The spiritual disciplines have been the topics of our podcast for a couple of weeks now and this is not a coincidence.  I needed this and the rest of the quadcast were awesome in their wiliness to spend a few weeks on this journey together.  It hasn’t always been easy and there have been times where I have failed miserably, but I have never quit.  Each day I give a little bit of time intentionally recognizing God as I practice a discipline and He truly does bring peace.  The Fruit of the Spirit is love, joy, peace, patience, kindness, goodness, gentleness, faithfulness, and self-control.  We see the Spirit blossom, bloom, and produce fruit in our lives when we tend the vine, and we tend the vine by participating in the Spiritual Disciplines.

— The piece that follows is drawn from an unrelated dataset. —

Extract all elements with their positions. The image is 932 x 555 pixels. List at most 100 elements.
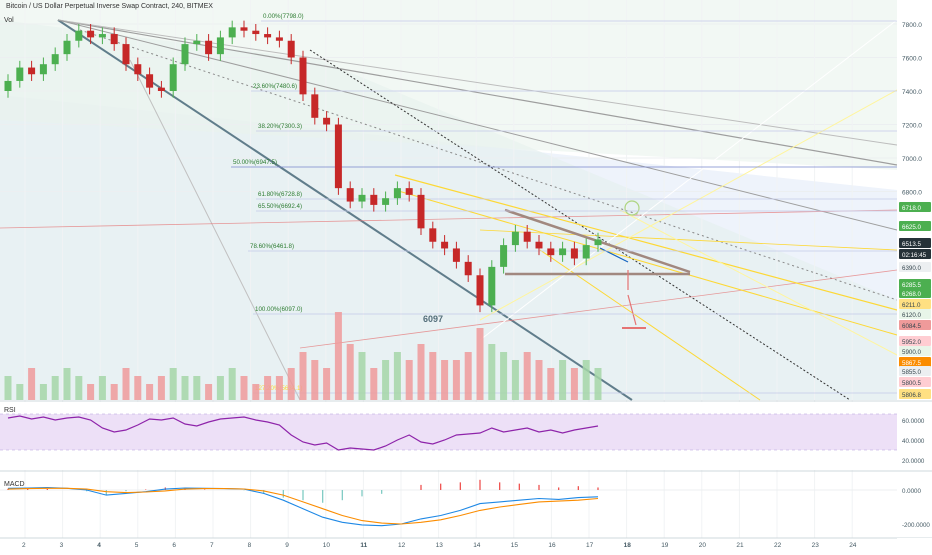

For some people living in the present may be easy.  For people like me, it is a discipline.  It requires work, intentionality, the ability to focus, and the willingness to let go.  One thing I tend to do is get too focused on a task, like making my kids lunch for school.  The problem is that when my child comes up to me while I am doing this with a question or needing help, I am so focused on the task that I get frustrated at the interruption.  This is not good.  Living in the present requires my willingness to let go of what I am currently doing so that I can pay attention to the greater needs that surround me.  There were some things about mindfulness that rubbed me the wrong way when I first started learning about it.  Centering myself from within didn’t sit right with me.  Honestly it seemed to self-centered but now I am seeing how short sighted I was being.  I start with being aware of my breath and my body, but I end with being more aware of everything that is going on around me.  Now, when I sit in stillness and silence I become more aware of God’s presence within me and surrounding me as well as all the other life around.  The awareness of God’s presence and the lives of the people I get to interact with becomes so encompassing that I have no time and no desire to occupy my thoughts with things of the past or the uncertainty of the future.  I begin to live in the present.